Otis became a member of the Board of Elections of Frederick County in 2015.

=== Frederick County Council ===

In 2014, Otis ran as the Republican candidate for one of the two at-large positions on the first elected council of Frederick County. Otis was one of thirteen candidates for the two at-large seats.

Otis campaigned to reduce traffic by increasing the number of jobs in the county. Otis wanted to make sure roads were being built in pace with development, but he did not want development to be so dense that residents fail to interact with each other. Otis said he would reduce the county's budget spending and increase long-term planning for future expenses, such as building roads and schools.

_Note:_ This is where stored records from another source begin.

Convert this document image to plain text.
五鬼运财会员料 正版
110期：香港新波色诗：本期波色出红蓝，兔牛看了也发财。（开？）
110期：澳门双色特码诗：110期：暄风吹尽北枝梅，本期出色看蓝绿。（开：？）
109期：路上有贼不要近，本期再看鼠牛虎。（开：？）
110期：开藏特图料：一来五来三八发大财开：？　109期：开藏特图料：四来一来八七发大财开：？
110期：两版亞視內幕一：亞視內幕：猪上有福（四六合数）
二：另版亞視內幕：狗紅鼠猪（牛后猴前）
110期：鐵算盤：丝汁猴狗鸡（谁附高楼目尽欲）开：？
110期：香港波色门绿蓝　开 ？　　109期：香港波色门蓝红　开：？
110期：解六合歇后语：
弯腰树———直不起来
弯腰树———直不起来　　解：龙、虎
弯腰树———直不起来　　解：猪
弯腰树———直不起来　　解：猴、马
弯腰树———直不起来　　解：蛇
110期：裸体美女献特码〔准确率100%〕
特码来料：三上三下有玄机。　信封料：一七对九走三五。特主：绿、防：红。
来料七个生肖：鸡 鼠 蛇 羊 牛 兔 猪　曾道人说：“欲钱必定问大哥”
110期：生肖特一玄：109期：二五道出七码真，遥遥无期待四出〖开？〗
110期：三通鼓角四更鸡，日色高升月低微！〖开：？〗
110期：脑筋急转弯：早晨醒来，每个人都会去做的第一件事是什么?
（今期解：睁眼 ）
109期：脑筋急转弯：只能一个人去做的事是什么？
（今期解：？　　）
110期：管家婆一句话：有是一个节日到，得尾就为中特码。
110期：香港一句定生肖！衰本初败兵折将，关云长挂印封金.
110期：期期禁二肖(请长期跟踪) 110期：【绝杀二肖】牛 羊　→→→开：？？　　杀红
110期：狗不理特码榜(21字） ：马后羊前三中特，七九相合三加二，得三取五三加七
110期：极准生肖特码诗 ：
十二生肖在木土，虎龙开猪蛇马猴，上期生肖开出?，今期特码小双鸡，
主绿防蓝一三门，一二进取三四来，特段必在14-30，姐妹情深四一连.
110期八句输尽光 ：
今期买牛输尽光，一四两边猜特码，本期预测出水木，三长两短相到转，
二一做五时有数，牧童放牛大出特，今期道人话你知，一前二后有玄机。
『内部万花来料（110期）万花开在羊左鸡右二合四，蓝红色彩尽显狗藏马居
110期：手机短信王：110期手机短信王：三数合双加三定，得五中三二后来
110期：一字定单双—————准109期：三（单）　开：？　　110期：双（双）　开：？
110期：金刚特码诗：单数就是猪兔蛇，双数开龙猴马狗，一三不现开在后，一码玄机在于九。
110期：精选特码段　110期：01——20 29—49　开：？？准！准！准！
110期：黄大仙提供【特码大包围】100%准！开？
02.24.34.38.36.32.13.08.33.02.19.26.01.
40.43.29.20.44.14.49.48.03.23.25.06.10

Otis and Billy Shreve won the Republican primary election; Otis received 20 percent of the vote.

In the general election, Otis won an at-large seat on the Council with 27 percent of the total vote. Otis was sworn in on December 1, 2014.

Following his election to the Council, the editorial board of the Frederick News-Post endorsed Otis for council president. The county voted 4–3 to elect Otis president of the Council. Otis joined with three Democrats in repealing a law making English the official language of Frederick County.

Otis changed his party affiliation from Republican to unaffiliated on May 19, 2016. Otis said, "I think the direction of the Republican Central Committee is not where the majority of this county is, among Republican voters."